Post date: Jul 25, 2011 9:22:31 PM
Local Somali communities are struggling to feed thousands of internally displaced people forced into the capital by what the United Nations call the worst drought in 60 years.
MOGADISHU, SOMALIA (JULY 25, 2011) REUTERS - Local Somali communities continue feeding thousands of newly internally displaced people forced into the capital by what the United Nations (U.N) call the worst drought in 60 years.
As the drought situation worsens in the central areas of Somalia's famine zone, streams of people come to the country's capital, Mogadishu, where the local communities and NGOs try and assist them with basic needs."I fled from Bur-hakabo in the Bay region after we lost all our goats and camel from the drought. I get my daily bread from this feeding centre with my children. I thank Zamzam Foundation that opened for us this feeding centre, " said a recently internally displaced person, Habibo Ali Qasin.
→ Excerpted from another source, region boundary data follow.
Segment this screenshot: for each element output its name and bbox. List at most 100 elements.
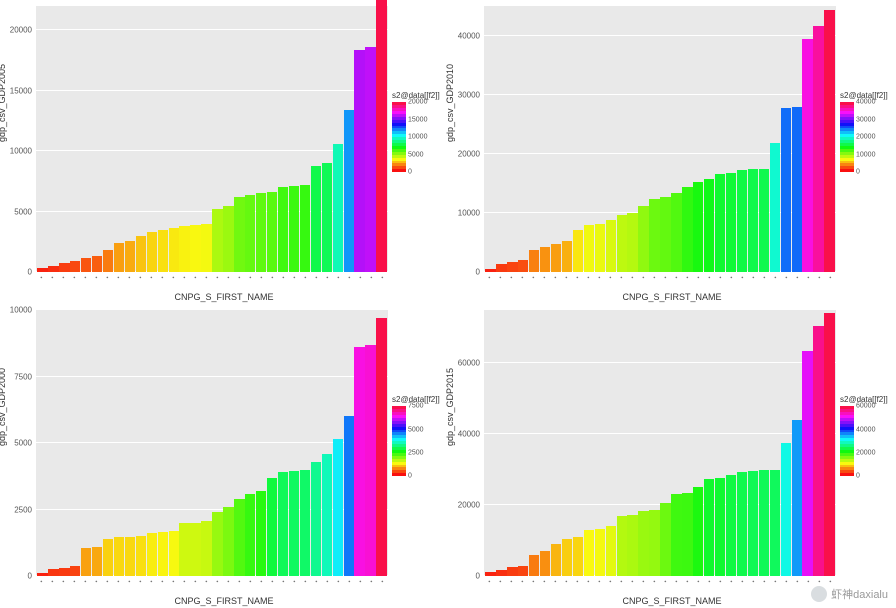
x-tick: • — [806, 275, 812, 281]
bars — [484, 310, 836, 576]
bar — [234, 197, 244, 272]
bar — [781, 108, 791, 272]
bar — [344, 110, 354, 272]
x-tick: • — [575, 275, 581, 281]
bar — [584, 530, 594, 576]
x-tick: • — [740, 579, 746, 585]
x-tick: • — [630, 579, 636, 585]
bar — [92, 256, 102, 272]
plot-area — [484, 310, 836, 576]
bar — [212, 209, 222, 272]
x-tick: • — [531, 579, 537, 585]
x-tick: • — [806, 579, 812, 585]
bar — [179, 523, 189, 576]
x-tick: • — [564, 275, 570, 281]
x-tick: • — [608, 579, 614, 585]
bar — [103, 250, 113, 272]
x-tick: • — [729, 579, 735, 585]
watermark: 虾神daxialu — [811, 586, 888, 602]
y-tick: 15000 — [10, 86, 32, 95]
bar — [715, 478, 725, 576]
x-tick: • — [336, 275, 342, 281]
bar — [693, 182, 703, 272]
bar — [158, 532, 168, 576]
bar — [507, 262, 517, 272]
bar — [333, 439, 343, 576]
x-tick: • — [619, 275, 625, 281]
bar — [201, 521, 211, 576]
bar — [322, 454, 332, 576]
bar — [354, 347, 364, 576]
legend-label: 20000 — [856, 134, 875, 141]
x-tick: • — [61, 579, 67, 585]
x-tick: • — [652, 579, 658, 585]
x-tick: • — [674, 275, 680, 281]
x-tick: • — [116, 579, 122, 585]
x-tick: • — [39, 579, 45, 585]
y-tick: 5000 — [14, 439, 32, 448]
bar — [256, 193, 266, 272]
bar — [48, 569, 58, 576]
bar — [234, 499, 244, 576]
bar — [365, 47, 375, 272]
x-tick: • — [314, 275, 320, 281]
bar — [485, 572, 495, 576]
y-tick: 2500 — [14, 505, 32, 514]
watermark-text: 虾神daxialu — [831, 586, 888, 602]
x-tick: • — [751, 275, 757, 281]
bar — [737, 170, 747, 272]
x-tick: • — [72, 275, 78, 281]
y-axis-label: gdp_csv_GDP2005 — [0, 64, 7, 142]
legend-label: 5000 — [408, 151, 424, 158]
bar — [573, 230, 583, 272]
bar — [671, 494, 681, 576]
bar — [671, 193, 681, 272]
legend-label: 20000 — [856, 449, 875, 456]
bar — [627, 213, 637, 272]
bar — [562, 539, 572, 576]
bar — [496, 264, 506, 272]
x-tick: • — [553, 275, 559, 281]
bar — [278, 472, 288, 576]
x-tick: • — [369, 275, 375, 281]
x-tick: • — [149, 275, 155, 281]
x-tick: • — [182, 275, 188, 281]
x-tick: • — [685, 275, 691, 281]
bar — [245, 195, 255, 272]
bar — [376, 318, 386, 576]
bar — [169, 531, 179, 576]
y-tick: 60000 — [458, 359, 480, 368]
x-tick: • — [105, 275, 111, 281]
bar — [70, 261, 80, 272]
x-tick: • — [509, 579, 515, 585]
x-tick: • — [729, 275, 735, 281]
bar — [289, 186, 299, 272]
y-tick: 10000 — [458, 208, 480, 217]
x-axis-label: CNPG_S_FIRST_NAME — [622, 292, 721, 302]
bar — [518, 566, 528, 576]
x-tick: • — [358, 275, 364, 281]
x-tick: • — [358, 579, 364, 585]
bar — [573, 537, 583, 576]
x-tick: • — [237, 579, 243, 585]
x-tick: • — [94, 579, 100, 585]
bar — [529, 250, 539, 272]
x-tick: • — [740, 275, 746, 281]
bar — [660, 503, 670, 576]
x-tick: • — [784, 275, 790, 281]
bar — [802, 39, 812, 272]
y-tick: 7500 — [14, 372, 32, 381]
bar — [759, 470, 769, 576]
x-tick: • — [718, 579, 724, 585]
x-tick: • — [127, 275, 133, 281]
bar — [223, 507, 233, 576]
bar — [289, 471, 299, 576]
x-tick: • — [160, 275, 166, 281]
bar — [726, 475, 736, 576]
x-tick: • — [531, 275, 537, 281]
bar — [540, 551, 550, 576]
x-tick: • — [663, 275, 669, 281]
x-tick: • — [336, 579, 342, 585]
x-tick: • — [314, 579, 320, 585]
x-tick: • — [509, 275, 515, 281]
Thousands who were previously living in destroyed buildings in the Somali capital Mogadishu have now been moved to camps outside the city. However, with meagre food resources, more and more cases of malnutrition in children are now being reported.
The U.N has declared famine in two pockets of southern Somalia, and has said that 3.7 million people risk starvation and that it is launching its biggest ever relief effort.
The U.N. World Food Programme (WFP) has said it cannot reach more than two million Somalis facing starvation in areas controlled by Islamist militants who imposed a food aid ban in 2010 and have regularly threatened relief groups.
The Wabari feeding centre has appealed for assistance to help them feed the many mouths starving in the city.
"Here we feed more than 2500 families newly displaced from the drought and we get help from Zamzam foundation (local NGO) and the Wabari community that supports us with water and cooking utensils. We request local or international NGO to help these people," said the Wabari Feeding Centre supervisor, Mohamed Ali.
According to aid agencies, one in 10 children in parts of drought-hit Somalia is at risk of starving to death.
Malnutrition rates were believed to be significantly higher in other conflict-torn parts of central and southern Somalia, where few aid groups have been allowed to bring food relief.
WFP and other humanitarian agencies have been unable to work in southern Somalia since early 2010, and this has restricted the UN's ability to address the nutritional needs of those living in this region - especially children.
Among the options being considered by WFP are the airlift of high energy biscuits and highly nutritious supplementary foods - for vulnerable children and pregnant or nursing mothers - into strategic locations in southern Somalia, where they would be distributed to the hungry by international and national non-governmental organisations that are active in areas where the food needs of local populations are greatest.
Plans to mobilise supplementary food products for children in response to the Horn of Africa crisis could make this the biggest ever operation to deliver these products that are highly effective in treating malnutrition in the first 1000 days of life.